Creation or Critique
In her article, How We Think Katherine Hayles urges readers to shift from critique to creation. That is to say, Hayles urges readers to stop fidgeting with information that is currently out in the world and start creating new ways to contextualize and visualize that media. Specifically, Hayles expresses two new ways of creation: assimilation and distinction. According to Hayles, Assimilation is the process in which one extends print media into the digital realm. For example, translating a printed book, Frankenstein for instance, into an online text or possibly even recreating a digital version of the Frankenstein monster would be a creative assimilation. Distinction, on the other hand, values creation and advancement in the digital realm, neglecting the efforts made by print media. In bringing up the pedagogical advantages of Assimilation and Distinction, Hayles ultimately urges her readers to resist the urge to merely critique and stresses the importance of creation.
However, the medium of photography proves that the distinction between creation and critique is not so easily identified. Photography is a critical art form because in the “creation” of the image, one is not technically creating something anew. There is a sense, that when one takes a photograph, one copies rather than creates. The photographer does not consume information and then use that information to develop his or her own new image. This is different from painters, illustrators, etc who see a subject and then consume the information that the subject conveys to create ones own artwork. Overall, there is a sense of formative work and labor involved in creation that is not implied in critique.

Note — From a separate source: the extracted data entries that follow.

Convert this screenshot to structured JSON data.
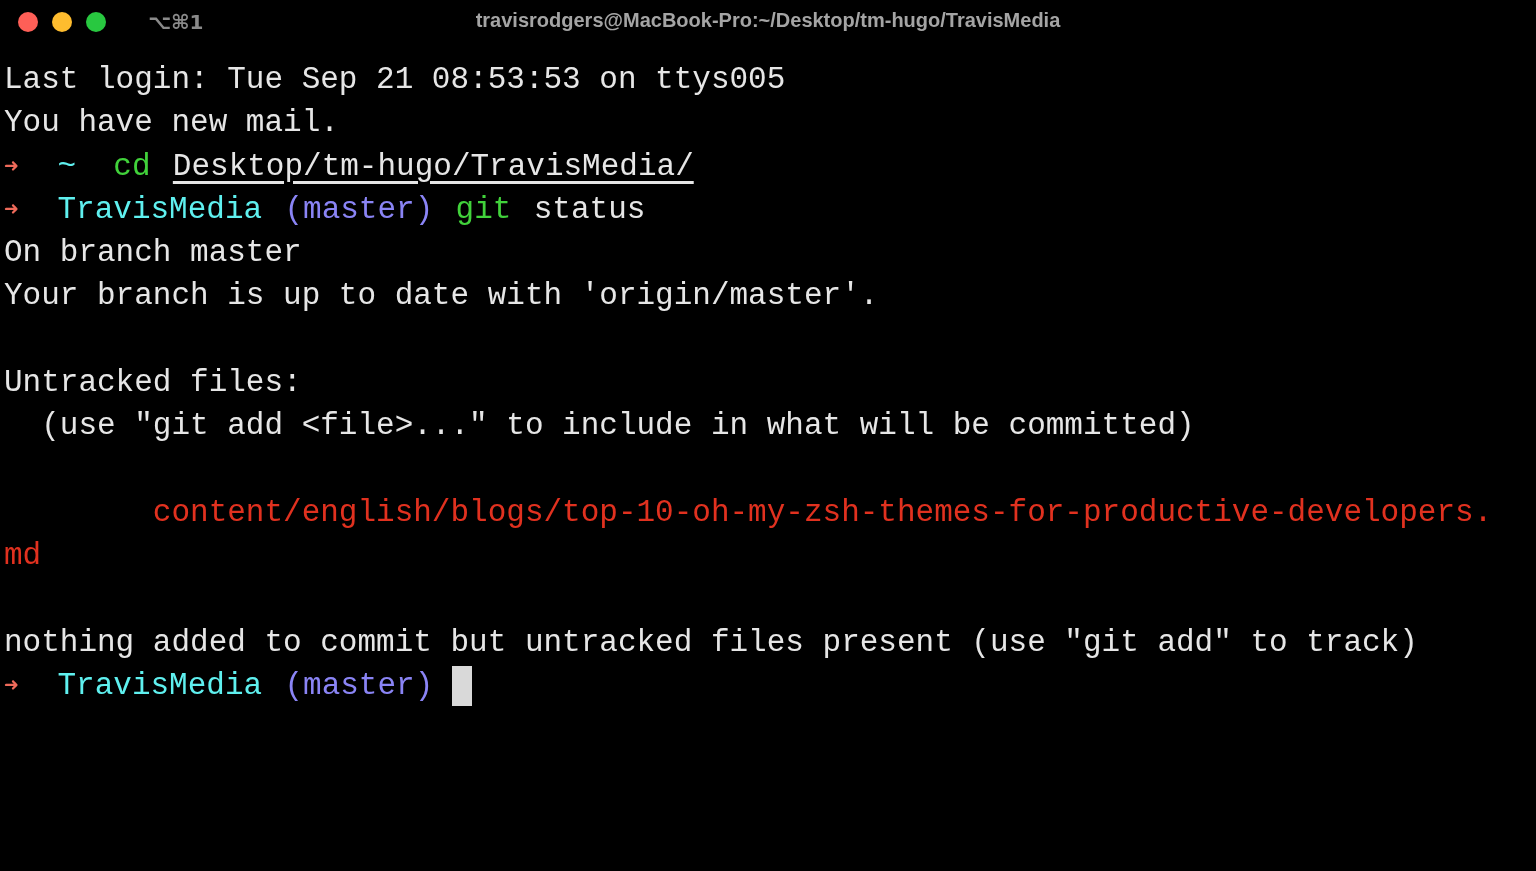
{
  "window": {
    "shortcut": "⌥⌘1",
    "title": "travisrodgers@MacBook-Pro:~/Desktop/tm-hugo/TravisMedia"
  },
  "blocks": [
    {
      "lines": [
        {
          "segments": [
            {
              "kind": "output",
              "text": "Last login: Tue Sep 21 08:53:53 on ttys005"
            }
          ]
        },
        {
          "segments": [
            {
              "kind": "output",
              "text": "You have new mail."
            }
          ]
        },
        {
          "segments": [
            {
              "kind": "arrow",
              "text": "➜"
            },
            {
              "kind": "dir",
              "text": "~"
            },
            {
              "kind": "command",
              "text": "cd"
            },
            {
              "kind": "path",
              "text": "Desktop/tm-hugo/TravisMedia/"
            }
          ]
        },
        {
          "segments": [
            {
              "kind": "arrow",
              "text": "➜"
            },
            {
              "kind": "dir",
              "text": "TravisMedia"
            },
            {
              "kind": "branch",
              "text": "(master)"
            },
            {
              "kind": "command",
              "text": "git"
            },
            {
              "kind": "output",
              "text": "status"
            }
          ]
        },
        {
          "segments": [
            {
              "kind": "output",
              "text": "On branch master"
            }
          ]
        },
        {
          "segments": [
            {
              "kind": "output",
              "text": "Your branch is up to date with 'origin/master'."
            }
          ]
        }
      ]
    },
    {
      "lines": [
        {
          "segments": [
            {
              "kind": "output",
              "text": "Untracked files:"
            }
          ]
        },
        {
          "segments": [
            {
              "kind": "output",
              "text": "  (use \"git add <file>...\" to include in what will be committed)"
            }
          ]
        }
      ]
    },
    {
      "lines": [
        {
          "segments": [
            {
              "kind": "file",
              "text": "        content/english/blogs/top-10-oh-my-zsh-themes-for-productive-developers."
            }
          ]
        },
        {
          "segments": [
            {
              "kind": "file",
              "text": "md"
            }
          ]
        }
      ]
    },
    {
      "lines": [
        {
          "segments": [
            {
              "kind": "output",
              "text": "nothing added to commit but untracked files present (use \"git add\" to track)"
            }
          ]
        },
        {
          "segments": [
            {
              "kind": "arrow",
              "text": "➜"
            },
            {
              "kind": "dir",
              "text": "TravisMedia"
            },
            {
              "kind": "branch",
              "text": "(master)"
            },
            {
              "kind": "cursor"
            }
          ]
        }
      ]
    }
  ]
}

In demonstrating the limits of the creation and critique binary, I have taken a series of photos trying to depict the theme of “My Dorm Room.” For the purposes of this web event, I have restricted myself to merely photographing my room from various angles throughout the week. I refused to allow myself to digitally alter any of the photographs digitally.
Each image has conveys a different type of information. The first image, the floorplan of my dorm, really emphasizes the community living aspect of the dorm room and in its drawn, eagles eye view offers a more impersonal tone. This is in contrast to the last picture of my dorm room taken from the edge of my bed which shows the pictures on my wall and the party lights above my bed. Here, the angle, the positioning of the camera from on the bed, and the warm yellow light all work together to convey a more homely feel. This contrasts the picture of my messy desk and my bookshelf, taken later on in the week which presents dorm as not a home but rather a work space.
Technically speaking, I have created a new type of information in altering my view. Each image presents a new information that was not conveyed in the image before it. However, I have not physically changed the subject of “my dorm room” (I recognize that the objects in my room may have changed but the notion for the dorm as a room for student living has not changed). In emphasizing or de-emphasizing the set of potential information carried in these images, these photographs also partake in a level of critique. This extends even to textual analysis. Writing a critique of a novel, for instance, that conveys new information that may not be obvious in one reading is potentially more creative, than digitally recreating an environment present in the novel.
Thus, photography, even on the manual level, is able to demonstrate that Katherine Hayles binaries between creation and critique are inadequate.